1 Mayıs 2014 Perşembe




NAZIM HİKMET'İN ÇİZDİĞİ DESENDEKİ KIZA TUTULAN VE ONUNLA EVLENEN ŞEVKET SÜREYYA AYDEMİR'İN ÖYKÜSÜ


Uzunca bir süredir, tarihin sararmış sayfalarından seçtiklerimi sizlerle paylaşmadığımı fark ettim. Ve bugün, bunu telafi etmek istiyorum. Paylaşacaklarım "sanat"la ilgili olacak. Umarım, keyifle okursunuz...

II. Dünya Savaşı sürerken Türkiye, 1940 yılının Haziran ayında savaşın eşiğine gelmişti. Ama I.Dünya Savaşındaki yanılgısına düşmemişti. O eşiği aşmasını bilmişti. Ankara, savaşa girmekten kurtulurken, konservatuvar öğrencilerinin ilk opera temsilini seyretti. Genç soprano Mesude Çağlayan' ın aryalarını dinledi. Gerçi bu, üç perdelik Madame Butterfly' ın sadece ikinci perdesiydi. Birinci ve üçüncü perdelerin çalışmaları daha bitmemişti. Ama çok önemli bir başlangıçtı. Devlet Konservatuvarı'nın  Carl Ebert yönetimindeki öğrencileri, ilk opera temsillerini Ankara Halkevi Sahnesinde, 21 Haziran 1940 gecesinde Cumhurbaşkanı İnönü' nün huzurunda verdiler. İnönü' yle birlikte tüm devlet erkanı ve kordiplomatik oradaydı. (Altan Öymen - Bir Dönem Bir Çocuk)


Verdi' nin  "Aida" operası Süveyş Kanalı' nın açıldığı yıl (1869) Kahire Operası için bestelenmiş olup Verdi, operayı yazarken Eski Mısır' dan esinlenmişti. Daha sonra Mısır' da Aida, Zafer Marşı olarak çalınıyordu. (Gilbert Sinoue - Yasemin Kokusu)

Bunu şunun için yazdım: Ülkemizde, 21 Haziran 1940 gecesinde ilk opera temsili verilirken (o da, sadece 2. perdesi), 1869' da Kahire Operası için, opera bestelenmiş!..

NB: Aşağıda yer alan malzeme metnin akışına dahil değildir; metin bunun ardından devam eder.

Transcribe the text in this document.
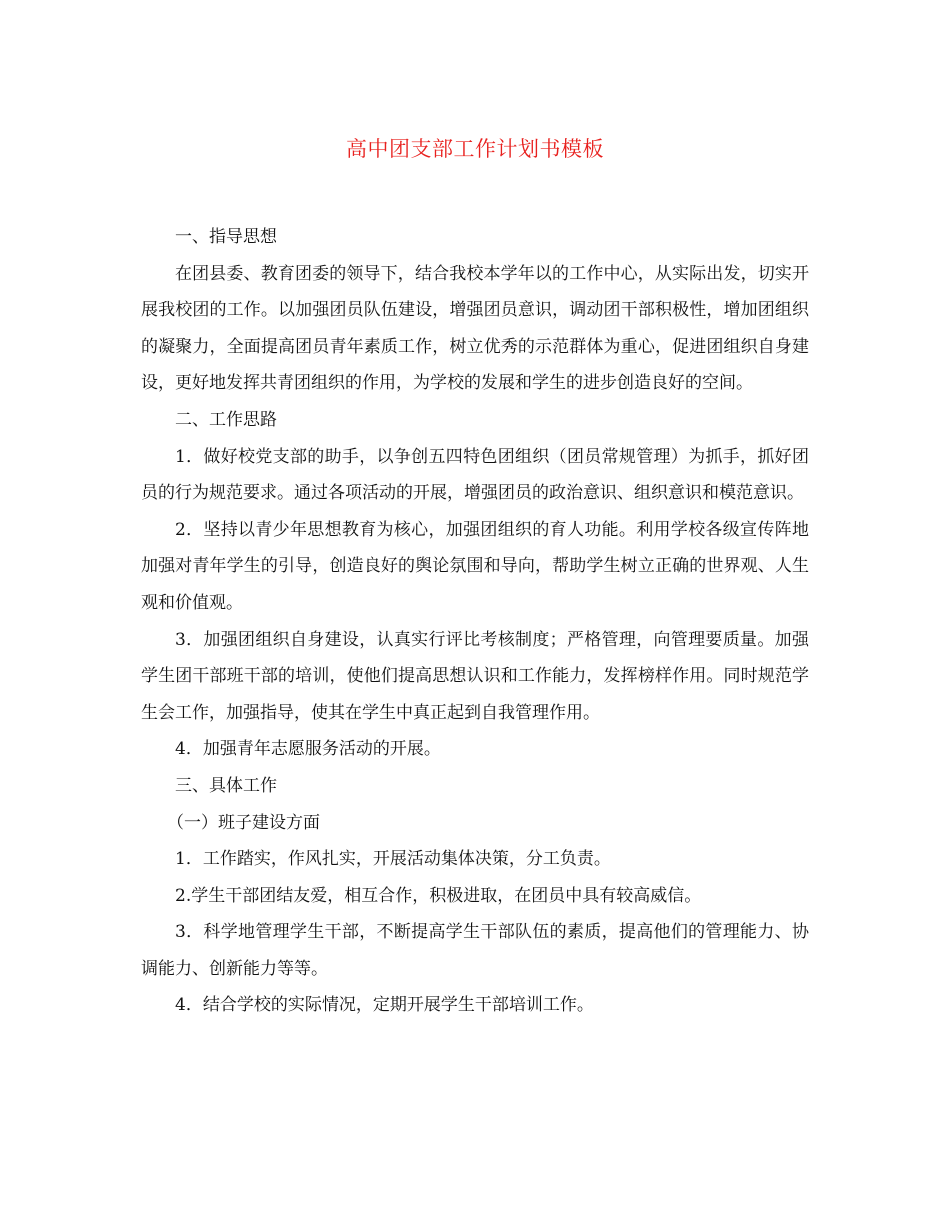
高中团支部工作计划书模板

一、指导思想

在团县委、教育团委的领导下，结合我校本学年以的工作中心，从实际出发，切实开展我校团的工作。以加强团员队伍建设，增强团员意识，调动团干部积极性，增加团组织的凝聚力，全面提高团员青年素质工作，树立优秀的示范群体为重心，促进团组织自身建设，更好地发挥共青团组织的作用，为学校的发展和学生的进步创造良好的空间。

二、工作思路

1．做好校党支部的助手，以争创五四特色团组织（团员常规管理）为抓手，抓好团员的行为规范要求。通过各项活动的开展，增强团员的政治意识、组织意识和模范意识。

2．坚持以青少年思想教育为核心，加强团组织的育人功能。利用学校各级宣传阵地加强对青年学生的引导，创造良好的舆论氛围和导向，帮助学生树立正确的世界观、人生观和价值观。

3．加强团组织自身建设，认真实行评比考核制度；严格管理，向管理要质量。加强学生团干部班干部的培训，使他们提高思想认识和工作能力，发挥榜样作用。同时规范学生会工作，加强指导，使其在学生中真正起到自我管理作用。

4．加强青年志愿服务活动的开展。

三、具体工作

（一）班子建设方面

1．工作踏实，作风扎实，开展活动集体决策，分工负责。

2.学生干部团结友爱，相互合作，积极进取，在团员中具有较高威信。

3．科学地管理学生干部，不断提高学生干部队伍的素质，提高他们的管理能力、协调能力、创新能力等等。

4．结合学校的实际情况，定期开展学生干部培训工作。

Nazım Hikmet hayranları bilirler; hapiste kaldığı yıllarda sadece şiirler ve yazılar yazmamış, resimler  de çizmişti. Resimleriyle ilgili şunları anlatacaktır yakın dostlarına Nazım:

"Bedri Rahmi' nin bende özel bir yeri vardır. Bir süre önce Eren' le birlikte beni görmeye geldiler, çok sevindim. Bedri' nin resimlerini de şiirlerini de çok beğenirim. Son günlerde burada boncuklu çanta yapmayı düşündüm. Resimleri Bedri çizecek, Adalet de (Cimcoz) bunları İstanbul' da satacaktı.

Geçenlerde birkaç resmimi Bedri' ye yolladım. Hiç ses çıkmadı. Benim resim yapmama icazet vermiyor mu acaba? Abidin' e de (Dino) bir iki çizgi yollamıştım. Belime hakkaklık peştamalı (ressamlık belgesi) bağlamasını rica ettim. Ondan da ses çıkmadı. Anlaşılan biz ellisinden sonra ressamlar loncasına çırak bile olamayacağız." (Hıfzı Topuz - Hava kurşun Gibi Ağır Nazım Hikmet' in Romanı)


Aslında Nazım gayet başarılı desenler çiziyormuş ki, çizdiği bir resimde Şevket Süreyya Aydemir' in  resimdeki kıza tutulmasına neden olmuş. Nasıl mı? Yine Hıfzı Topuz' un aynı kitabından aktarayım:

"Nazım ile Vala' nın Kafkasya maceralarında önemli bir olay, Şevket Süreyya' yla tanışmaları oldu. Şevket çok kitap okumuş, akıllı, becerikli bir aydındı. Cezaevinden kurtulduktan sonra soluğu Kafkasya' da almıştı. Batum' da Nazım ve Vala' yla sıkı fıkı dost oldular.

Nazım bir gün defterine desenler çiziyordu. Çizdiği desenlerden biri de Batum' da tanıdığı Hikmet Bey adında birinin kız kardeşi Leman' dı. Nazım kaküllü, saçları kurdeleli, yuvarlak yüzlü bir kız deseni çizmişti. Şevket bu kıza hayran oldu ve ' Bu kız bana varırsa alırım' dedi.
İnanamadılar. Nasıl olur da bir insan Nazım' ın çizdiği bir desene tutulur dediler. Ama Şevket' in kararı kesindi. Birkaç gün sonra Nazım ona kızı tanıtınca Şevket ne kadar isabetli bir karar verdiğini anladı. Hemen kızı ailesinden istedi ve evlendiler. Leman Hanım' da Ahmet Cevat, Nazım, Vala ve Şevket grubuna katıldı."